Field testing of lidar assisted feed-forward control on a large commercial wind turbine

Introduction

The successful field testing of a LiDAR (Light Detecting and Ranging) assisted feed-forward collective pitch controller on two smaller sized research turbines at the National Renewable Energy Laboratory in 2012 showed a promising proof-of-concept. This work presents the next step in transforming LiDAR systems from academic toys to engineering tools with high potential for advanced control of wind turbines: SWE together with KENERSYS implemented and successfully tested the SWE feed-forward controller on a large commercial 2.4MW K110 wind turbine in northern Germany using a research LiDAR system.

Approach

The testing campaign involves the setup of a software-in-the-loop testing environment in order to thoroughly test the communication interface between the turbine’s control system and the feed-forward controller. This is necessary to ensure the safety of the turbine during operation. It is followed by the installation of the scanning LiDAR system on the nacelle and the implementation of a separated feed-forward controller that communicates with the turbine’s control system. Finally, the LIDAR assisted control is tested in a real operating environment of a large, commercial wind turbine.

Main body of abstract

The integration of the feed-forward controller is realized on a gateway computer which establishes the connection between the LiDAR and the turbine’s control system. On this gateway the signals from the LiDAR are fed into the actual feed-forward controller DLL performing the preprocessing of the LiDAR raw signals and calculating a pitch rate update signal, which is then sent to the turbine’s control system. The use of a pitch rate update allows this signal to be added simply before the integrator in the existing feedback controller without the need of any further changes and without running into stability problems.
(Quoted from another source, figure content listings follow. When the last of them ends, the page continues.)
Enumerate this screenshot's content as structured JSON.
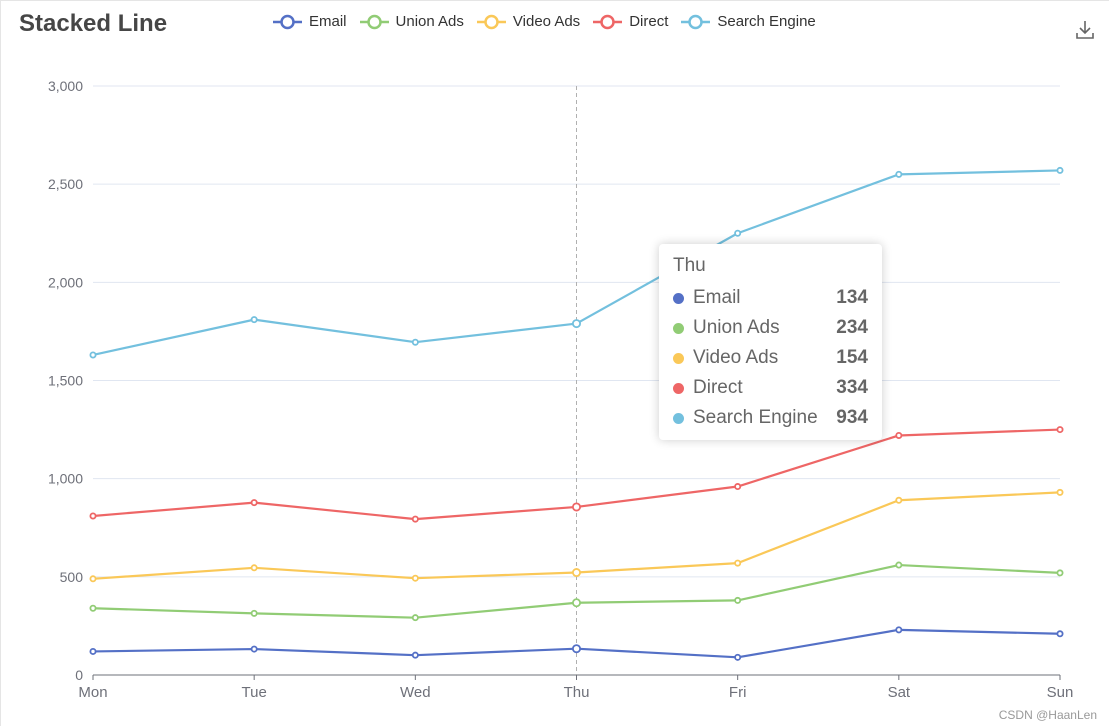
{
  "title": "Stacked Line",
  "toolbox": {
    "icon": "download-icon"
  },
  "watermark": "CSDN @HaanLen",
  "chart_data": {
    "type": "line",
    "stacked": true,
    "title": "Stacked Line",
    "categories": [
      "Mon",
      "Tue",
      "Wed",
      "Thu",
      "Fri",
      "Sat",
      "Sun"
    ],
    "yticks": [
      "0",
      "500",
      "1,000",
      "1,500",
      "2,000",
      "2,500",
      "3,000"
    ],
    "ylim": [
      0,
      3000
    ],
    "grid": true,
    "legend_position": "top-center",
    "series": [
      {
        "name": "Email",
        "color": "#5470c6",
        "values": [
          120,
          132,
          101,
          134,
          90,
          230,
          210
        ]
      },
      {
        "name": "Union Ads",
        "color": "#91cc75",
        "values": [
          220,
          182,
          191,
          234,
          290,
          330,
          310
        ]
      },
      {
        "name": "Video Ads",
        "color": "#fac858",
        "values": [
          150,
          232,
          201,
          154,
          190,
          330,
          410
        ]
      },
      {
        "name": "Direct",
        "color": "#ee6666",
        "values": [
          320,
          332,
          301,
          334,
          390,
          330,
          320
        ]
      },
      {
        "name": "Search Engine",
        "color": "#73c0de",
        "values": [
          820,
          932,
          901,
          934,
          1290,
          1330,
          1320
        ]
      }
    ],
    "axis_pointer_category": "Thu"
  },
  "tooltip": {
    "title": "Thu",
    "rows": [
      {
        "name": "Email",
        "value": "134",
        "color": "#5470c6"
      },
      {
        "name": "Union Ads",
        "value": "234",
        "color": "#91cc75"
      },
      {
        "name": "Video Ads",
        "value": "154",
        "color": "#fac858"
      },
      {
        "name": "Direct",
        "value": "334",
        "color": "#ee6666"
      },
      {
        "name": "Search Engine",
        "value": "934",
        "color": "#73c0de"
      }
    ]
  }
}
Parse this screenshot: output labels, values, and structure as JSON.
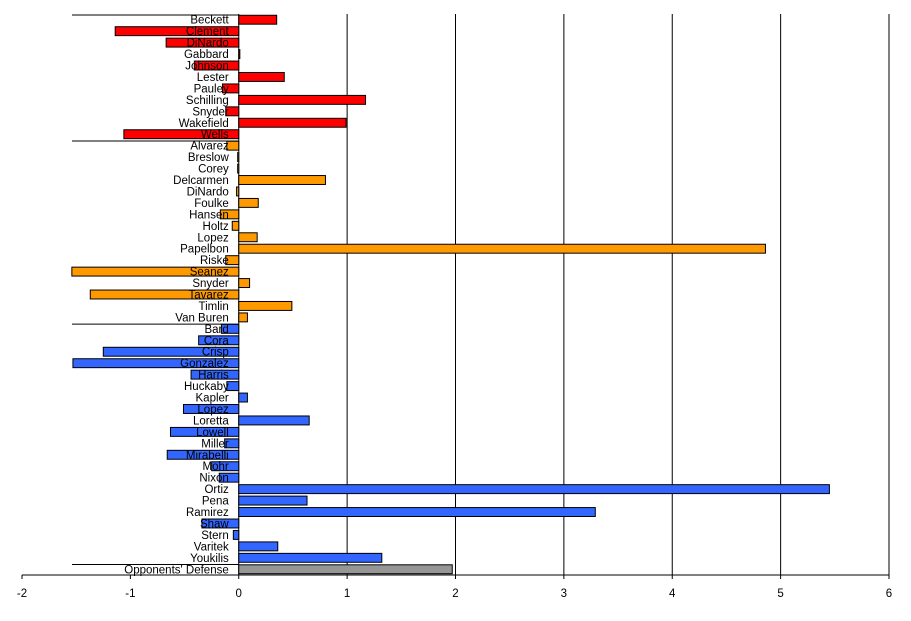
{
  "chart_data": {
    "type": "bar",
    "orientation": "horizontal",
    "title": "",
    "xlabel": "",
    "ylabel": "",
    "xlim": [
      -2,
      6
    ],
    "x_ticks": [
      "-2",
      "-1",
      "0",
      "1",
      "2",
      "3",
      "4",
      "5",
      "6"
    ],
    "grid": true,
    "legend": "none",
    "colors": {
      "starters": "#ff0000",
      "relievers": "#ff9900",
      "position": "#3366ff",
      "defense": "#969696"
    },
    "groups": [
      {
        "color_key": "starters",
        "bars": [
          {
            "label": "Beckett",
            "value": 0.35
          },
          {
            "label": "Clement",
            "value": -1.14
          },
          {
            "label": "DiNardo",
            "value": -0.67
          },
          {
            "label": "Gabbard",
            "value": 0.01
          },
          {
            "label": "Johnson",
            "value": -0.41
          },
          {
            "label": "Lester",
            "value": 0.42
          },
          {
            "label": "Pauley",
            "value": -0.15
          },
          {
            "label": "Schilling",
            "value": 1.17
          },
          {
            "label": "Snyder",
            "value": -0.12
          },
          {
            "label": "Wakefield",
            "value": 0.99
          },
          {
            "label": "Wells",
            "value": -1.06
          }
        ]
      },
      {
        "color_key": "relievers",
        "bars": [
          {
            "label": "Alvarez",
            "value": -0.11
          },
          {
            "label": "Breslow",
            "value": -0.01
          },
          {
            "label": "Corey",
            "value": -0.01
          },
          {
            "label": "Delcarmen",
            "value": 0.8
          },
          {
            "label": "DiNardo",
            "value": -0.02
          },
          {
            "label": "Foulke",
            "value": 0.18
          },
          {
            "label": "Hansen",
            "value": -0.17
          },
          {
            "label": "Holtz",
            "value": -0.06
          },
          {
            "label": "Lopez",
            "value": 0.17
          },
          {
            "label": "Papelbon",
            "value": 4.86
          },
          {
            "label": "Riske",
            "value": -0.12
          },
          {
            "label": "Seanez",
            "value": -1.54
          },
          {
            "label": "Snyder",
            "value": 0.1
          },
          {
            "label": "Tavarez",
            "value": -1.37
          },
          {
            "label": "Timlin",
            "value": 0.49
          },
          {
            "label": "Van Buren",
            "value": 0.08
          }
        ]
      },
      {
        "color_key": "position",
        "bars": [
          {
            "label": "Bard",
            "value": -0.16
          },
          {
            "label": "Cora",
            "value": -0.37
          },
          {
            "label": "Crisp",
            "value": -1.25
          },
          {
            "label": "Gonzalez",
            "value": -1.53
          },
          {
            "label": "Harris",
            "value": -0.44
          },
          {
            "label": "Huckaby",
            "value": -0.11
          },
          {
            "label": "Kapler",
            "value": 0.08
          },
          {
            "label": "Lopez",
            "value": -0.51
          },
          {
            "label": "Loretta",
            "value": 0.65
          },
          {
            "label": "Lowell",
            "value": -0.63
          },
          {
            "label": "Miller",
            "value": -0.13
          },
          {
            "label": "Mirabelli",
            "value": -0.66
          },
          {
            "label": "Mohr",
            "value": -0.25
          },
          {
            "label": "Nixon",
            "value": -0.18
          },
          {
            "label": "Ortiz",
            "value": 5.45
          },
          {
            "label": "Pena",
            "value": 0.63
          },
          {
            "label": "Ramirez",
            "value": 3.29
          },
          {
            "label": "Shaw",
            "value": -0.34
          },
          {
            "label": "Stern",
            "value": -0.05
          },
          {
            "label": "Varitek",
            "value": 0.36
          },
          {
            "label": "Youkilis",
            "value": 1.32
          }
        ]
      },
      {
        "color_key": "defense",
        "bars": [
          {
            "label": "Opponents' Defense",
            "value": 1.97
          }
        ]
      }
    ]
  }
}
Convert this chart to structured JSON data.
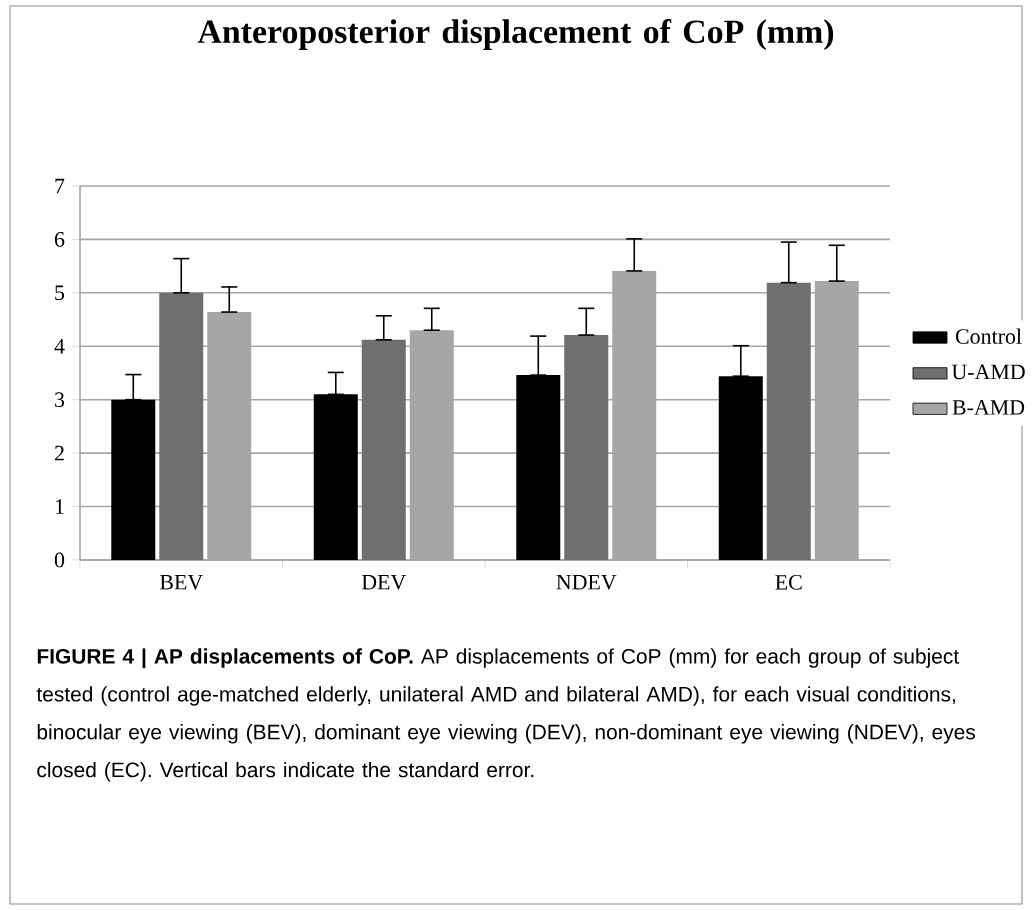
{
  "chart_data": {
    "type": "bar",
    "title": "Anteroposterior displacement of CoP (mm)",
    "categories": [
      "BEV",
      "DEV",
      "NDEV",
      "EC"
    ],
    "series": [
      {
        "name": "Control",
        "color": "#000000",
        "values": [
          3.0,
          3.1,
          3.46,
          3.44
        ],
        "errors": [
          [
            3.0,
            3.47
          ],
          [
            3.1,
            3.51
          ],
          [
            3.46,
            4.19
          ],
          [
            3.44,
            4.01
          ]
        ]
      },
      {
        "name": "U-AMD",
        "color": "#6f6f6f",
        "values": [
          5.0,
          4.12,
          4.21,
          5.19
        ],
        "errors": [
          [
            5.0,
            5.64
          ],
          [
            4.12,
            4.57
          ],
          [
            4.21,
            4.71
          ],
          [
            5.19,
            5.95
          ]
        ]
      },
      {
        "name": "B-AMD",
        "color": "#a6a6a6",
        "values": [
          4.64,
          4.3,
          5.41,
          5.22
        ],
        "errors": [
          [
            4.64,
            5.11
          ],
          [
            4.3,
            4.71
          ],
          [
            5.41,
            6.01
          ],
          [
            5.22,
            5.89
          ]
        ]
      }
    ],
    "ylim": [
      0,
      7
    ],
    "yticks": [
      0,
      1,
      2,
      3,
      4,
      5,
      6,
      7
    ],
    "grid": "y",
    "legend": "right",
    "annotations": [
      "**FIGURE 4 | AP displacements of CoP.** AP displacements of CoP (mm) for each group of subject tested (control age-matched elderly, unilateral AMD and bilateral AMD), for each visual conditions, binocular eye viewing (BEV), dominant eye viewing (DEV), non-dominant eye viewing (NDEV), eyes closed (EC). Vertical bars indicate the standard error."
    ]
  }
}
It is calculated by the feed-forward controller from the wind turbine’s inverted pitch curve after filtering the rotor effective wind speed measured by the LiDAR system.
In order to determine the correct parameters for this low-pass filter, the correlation between the rotor effective wind speed measured by the LiDAR system and its estimate from SCADA turbine signals is analyzed at the beginning of the testing campaign. The nonlinear estimator is designed based on basic turbine information such as rotor inertia and power coefficients.
The rotor effective wind speed is an average over the points of a circular trajectory of the scanning LiDAR system and an adaptive combination over several measurement distances in front of the rotor depending on the mean wind speed. By improving this circular trajectory with regards to the scanning strategy, it was possible to increase its temporal resolution and thereby increase the correlation.


Conclusion

The first main achievement of this field testing campaign is the successful set-up and utilization of a software-in-the-loop test environment for the feed-forward controller. Furthermore, the successful integration of a LiDAR system together with a tailored online data preprocessing and an add-on adaptive feed-forward controller on a commercial multi-megawatt wind turbine has been accomplished. No structural changes in the existing feedback controller are required and a stable communication between the two systems has been implemented. The results showed that improvements of the speed regulation can be achieved in the expected frequency range.


Learning objectives
The encouraging result of the current work shows that there is a large potential to reduce the fatigue loads using the LiDAR assisted control. Further cooperation between the turbine and LiDAR manufacturers is necessary in order to optimize the systems and to make them commercially viable. The results confirmed the viability of the LiDAR assisted control using a commercial multi-megawatt wind turbine under real operating conditions.